Criteria used to judge the performance of a screening tool
In this study, our main focus was on studies, and the tools researched in these studies, that are based on constructs closely related to diagnostic criteria and formal DSM-based diagnoses (criterion-related validity). The DSM-based model was selected because of its predominant and critical role in current clinical guidelines, treatment planning and ongoing research.
It was necessary to arrive at a common approach so as to have a basis for comparing tools. We opted to select and compare tools that were developed using DSM-based diagnoses in the validation process. This includes tools where the gold standard for comparison was based on the categorization of internalizing and externalizing disorders because of the proven value of this approach for children and adolescents.

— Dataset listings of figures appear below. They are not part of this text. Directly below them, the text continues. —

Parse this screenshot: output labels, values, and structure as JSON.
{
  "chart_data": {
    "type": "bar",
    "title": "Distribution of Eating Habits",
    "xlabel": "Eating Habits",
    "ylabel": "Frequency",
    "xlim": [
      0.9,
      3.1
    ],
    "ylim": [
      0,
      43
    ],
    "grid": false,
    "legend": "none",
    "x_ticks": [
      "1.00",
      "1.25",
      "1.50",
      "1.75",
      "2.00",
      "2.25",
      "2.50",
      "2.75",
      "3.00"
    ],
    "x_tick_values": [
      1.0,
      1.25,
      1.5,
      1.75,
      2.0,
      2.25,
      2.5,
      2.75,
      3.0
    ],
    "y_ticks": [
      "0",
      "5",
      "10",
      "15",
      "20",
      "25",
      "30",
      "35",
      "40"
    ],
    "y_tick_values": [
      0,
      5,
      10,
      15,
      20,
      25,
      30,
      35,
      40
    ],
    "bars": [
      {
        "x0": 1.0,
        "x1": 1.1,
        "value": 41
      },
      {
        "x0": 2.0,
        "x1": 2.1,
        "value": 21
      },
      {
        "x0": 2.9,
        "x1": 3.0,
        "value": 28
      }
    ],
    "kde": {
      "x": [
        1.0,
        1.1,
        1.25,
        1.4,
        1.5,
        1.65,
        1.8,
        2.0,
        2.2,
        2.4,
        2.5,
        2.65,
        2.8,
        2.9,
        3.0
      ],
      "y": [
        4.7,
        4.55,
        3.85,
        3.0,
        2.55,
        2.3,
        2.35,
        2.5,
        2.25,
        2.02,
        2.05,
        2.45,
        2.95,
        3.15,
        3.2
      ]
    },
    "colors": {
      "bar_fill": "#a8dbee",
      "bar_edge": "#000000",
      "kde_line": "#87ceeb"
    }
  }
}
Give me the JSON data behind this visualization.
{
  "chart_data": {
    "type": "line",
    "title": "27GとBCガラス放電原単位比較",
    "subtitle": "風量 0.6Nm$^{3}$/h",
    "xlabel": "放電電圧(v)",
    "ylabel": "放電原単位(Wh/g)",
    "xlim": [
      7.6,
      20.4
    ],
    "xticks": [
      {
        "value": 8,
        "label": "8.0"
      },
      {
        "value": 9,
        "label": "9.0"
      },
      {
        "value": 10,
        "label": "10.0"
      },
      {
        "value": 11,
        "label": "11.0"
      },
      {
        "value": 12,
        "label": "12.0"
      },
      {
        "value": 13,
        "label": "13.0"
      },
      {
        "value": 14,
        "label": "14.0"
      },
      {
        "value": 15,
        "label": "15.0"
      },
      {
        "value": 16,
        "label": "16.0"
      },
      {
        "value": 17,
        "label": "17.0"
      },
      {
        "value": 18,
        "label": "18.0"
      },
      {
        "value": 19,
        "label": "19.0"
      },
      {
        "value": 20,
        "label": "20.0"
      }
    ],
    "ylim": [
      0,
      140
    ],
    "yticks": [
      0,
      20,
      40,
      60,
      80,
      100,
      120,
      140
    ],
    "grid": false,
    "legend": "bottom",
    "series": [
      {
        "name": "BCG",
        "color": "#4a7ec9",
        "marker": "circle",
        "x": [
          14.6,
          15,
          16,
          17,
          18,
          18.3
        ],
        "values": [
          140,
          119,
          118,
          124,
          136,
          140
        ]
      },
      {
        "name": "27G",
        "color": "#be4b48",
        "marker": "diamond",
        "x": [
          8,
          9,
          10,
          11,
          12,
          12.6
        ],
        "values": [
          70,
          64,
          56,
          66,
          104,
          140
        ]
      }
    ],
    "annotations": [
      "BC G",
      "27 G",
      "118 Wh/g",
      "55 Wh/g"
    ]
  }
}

Adopting another comparative approach would yield different results but we believe would be less useful in the context of the two- (or three-) staged model of screening and assessment that is the foundation of this project.
Validity and Reliability
Various types of validity are summarized by Grisso and colleagues (2005, p. 72).
- Content: How have the tool's intentions been translated into item content?
- Procedure: How is it administered?
- Norm sample: What types of young people have been involved in the tool's development?
- Internal integrity: Do the content and structure of the tool make sense?
- Dependability of measurement (usually called "reliability"): Does the tool measure consistently?
- Confidence and meaning (usually called "validity"): Does the tool measure what it claims to measure?
Reliability refers to how consistently the tool performs across different people who administer it (inter-rater reliability) and over different applications within the same time period (test-retest reliability). It also relates to how well the different items of a given tool work together (internal consistency). The reliability of a tool in a given situation is related to its validity or accuracy. It is difficult for something to be "on target" if the measurement approach itself is inconsistent.